O dia ainda vinha longe. A aldeia dormia o último sono, entre montes e vales, no vendaval dos galhos partidos nos pinheiros.
No céu negro, uma estrela trémula e luzente abria caminho nas densas nuvens que esvoaçavam no cume da serra, como corvos à deriva. A alvorada espreguiçava-se na cama, à beira dos regatos, sobre as raízes dos penedos.
Tia Maria levantou-se da enxerga de palha fresca e em silêncio rezou as Avé-Marias na memória das mãos.
Era dia de cozer o pão.
O canastro espelhava o vazio nas tábuas gastas e carcomidas pelo caruncho.
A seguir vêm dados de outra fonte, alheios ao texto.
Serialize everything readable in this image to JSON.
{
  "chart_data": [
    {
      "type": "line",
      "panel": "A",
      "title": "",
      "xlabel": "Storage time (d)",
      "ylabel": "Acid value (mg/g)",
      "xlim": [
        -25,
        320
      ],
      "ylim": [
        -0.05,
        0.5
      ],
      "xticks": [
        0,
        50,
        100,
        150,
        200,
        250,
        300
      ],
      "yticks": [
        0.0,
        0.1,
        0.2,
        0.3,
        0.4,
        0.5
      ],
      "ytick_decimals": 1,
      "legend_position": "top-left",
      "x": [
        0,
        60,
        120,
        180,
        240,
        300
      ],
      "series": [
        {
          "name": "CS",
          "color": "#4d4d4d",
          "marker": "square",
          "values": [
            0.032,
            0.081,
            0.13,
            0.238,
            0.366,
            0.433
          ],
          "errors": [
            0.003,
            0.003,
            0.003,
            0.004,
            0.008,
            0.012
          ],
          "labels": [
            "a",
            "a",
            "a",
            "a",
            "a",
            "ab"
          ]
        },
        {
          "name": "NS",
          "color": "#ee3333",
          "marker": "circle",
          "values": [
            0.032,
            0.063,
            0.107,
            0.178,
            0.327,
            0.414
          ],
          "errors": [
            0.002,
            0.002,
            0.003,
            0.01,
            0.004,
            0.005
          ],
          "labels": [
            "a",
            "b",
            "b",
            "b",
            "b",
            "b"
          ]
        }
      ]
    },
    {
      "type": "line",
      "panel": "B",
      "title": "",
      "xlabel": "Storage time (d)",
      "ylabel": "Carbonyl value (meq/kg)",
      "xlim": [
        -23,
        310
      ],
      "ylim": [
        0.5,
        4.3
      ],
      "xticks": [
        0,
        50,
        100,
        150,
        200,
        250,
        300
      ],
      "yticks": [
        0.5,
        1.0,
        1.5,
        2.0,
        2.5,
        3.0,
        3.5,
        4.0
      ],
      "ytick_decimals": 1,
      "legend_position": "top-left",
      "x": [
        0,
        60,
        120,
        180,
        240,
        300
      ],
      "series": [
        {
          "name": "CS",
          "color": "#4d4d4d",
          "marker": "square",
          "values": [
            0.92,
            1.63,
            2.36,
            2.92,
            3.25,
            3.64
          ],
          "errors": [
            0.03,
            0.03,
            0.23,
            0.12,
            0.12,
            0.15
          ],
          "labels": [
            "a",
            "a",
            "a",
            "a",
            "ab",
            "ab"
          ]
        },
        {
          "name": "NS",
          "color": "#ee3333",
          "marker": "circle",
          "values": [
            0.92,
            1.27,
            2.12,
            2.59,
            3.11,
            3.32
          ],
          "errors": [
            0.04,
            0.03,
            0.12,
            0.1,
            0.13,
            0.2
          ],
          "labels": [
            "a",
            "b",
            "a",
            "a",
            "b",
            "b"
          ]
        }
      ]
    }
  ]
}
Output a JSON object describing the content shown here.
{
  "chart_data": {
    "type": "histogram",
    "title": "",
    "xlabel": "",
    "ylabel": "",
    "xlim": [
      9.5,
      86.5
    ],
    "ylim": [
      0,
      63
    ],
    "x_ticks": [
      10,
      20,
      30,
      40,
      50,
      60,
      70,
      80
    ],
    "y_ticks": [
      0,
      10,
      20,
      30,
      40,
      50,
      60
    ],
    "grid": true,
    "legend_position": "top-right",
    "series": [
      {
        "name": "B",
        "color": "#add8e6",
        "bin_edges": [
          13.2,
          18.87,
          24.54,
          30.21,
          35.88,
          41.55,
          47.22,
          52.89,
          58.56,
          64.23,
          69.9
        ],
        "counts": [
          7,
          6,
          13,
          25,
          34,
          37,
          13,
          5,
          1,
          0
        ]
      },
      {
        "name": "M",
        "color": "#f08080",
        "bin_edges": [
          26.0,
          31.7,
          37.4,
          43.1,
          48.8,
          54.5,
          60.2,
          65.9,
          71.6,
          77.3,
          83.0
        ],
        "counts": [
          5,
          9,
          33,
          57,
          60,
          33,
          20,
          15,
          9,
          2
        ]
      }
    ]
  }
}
Na arca restava o último alqueire de centeio, colhido no baldio estrumado pelas caganitas do rebanho vindo da Serra da Estrela.
O ano tinha sido estéril e os milheirais sepultaram-se na folhagem seca, logo à nascença.
Nossa Senhora da Ouvida tinha abandonado o povo da aldeia nas súplicas das novenas. As lágrimas choradas pelo manto sagrado, não caíram em cima da terra árida e a fome corria dormente, como um rio seco.
Tia Maria inchou os ossos de argila do forno com giestas e urzes molhadas e a esperança elevou-se nas telhas de ardósia.
As pernas ondulavam de cansaço na rotação dos planetas.
A alma suspirava de emoção.
O calor aqueceu todo o seu corpo, mais parecendo uma coroa acesa de espinhos.
No silêncio de um imenso repouso, ouvem-se ruidosos lamentos, ressoados nas labaredas que lhe ensanguentavam o rosto. Os olhos vermelhos arregalam-se num ato de misericórdia. Com as pálpebras humedecidas de suor, olhava o chão amassado pelo tumulto dos seus passos. O forno ansiava pela barriga cheia.
Tia Maria arregaçou as mangas e amaciou os calos na pá que era engolida pelo céu vermelho. Doze pães tomavam cor e sabor e o aroma era levado pelas asas do vento.
Os galos cantavam.
Os chocalhos do gado entoavam canções sem rimas no fundo da melancolia dos gélidos caminhos.
A porta de ferro, colada com a bosta das vacas, é arrancada com a força dos céus.
Imóveis, sorrindo na cinza cor de lume, contam-se as contas de um rosário. Um rosário que iria caminhar como um raio de luz, para tantas bocas famintas.
Tia Maria, mais uma vez, cozeu o pão que não tinha lugar nas prateleiras da sua casa.
Conhecia quantas mãos estendidas, choravam na aldeia. Essas mãos iriam ser lavadas com as gotas de amor, nascentes no sorriso da Tia Maria e na face de Jesus.
As águas das rochas há muito purificaram a alma da Tia Maria.
Os campos da serra há muito vestiram o coração daquela Mulher, tão caridosa com túnicas de linho branco...o branco puro elevado nos altares do Santo Graal.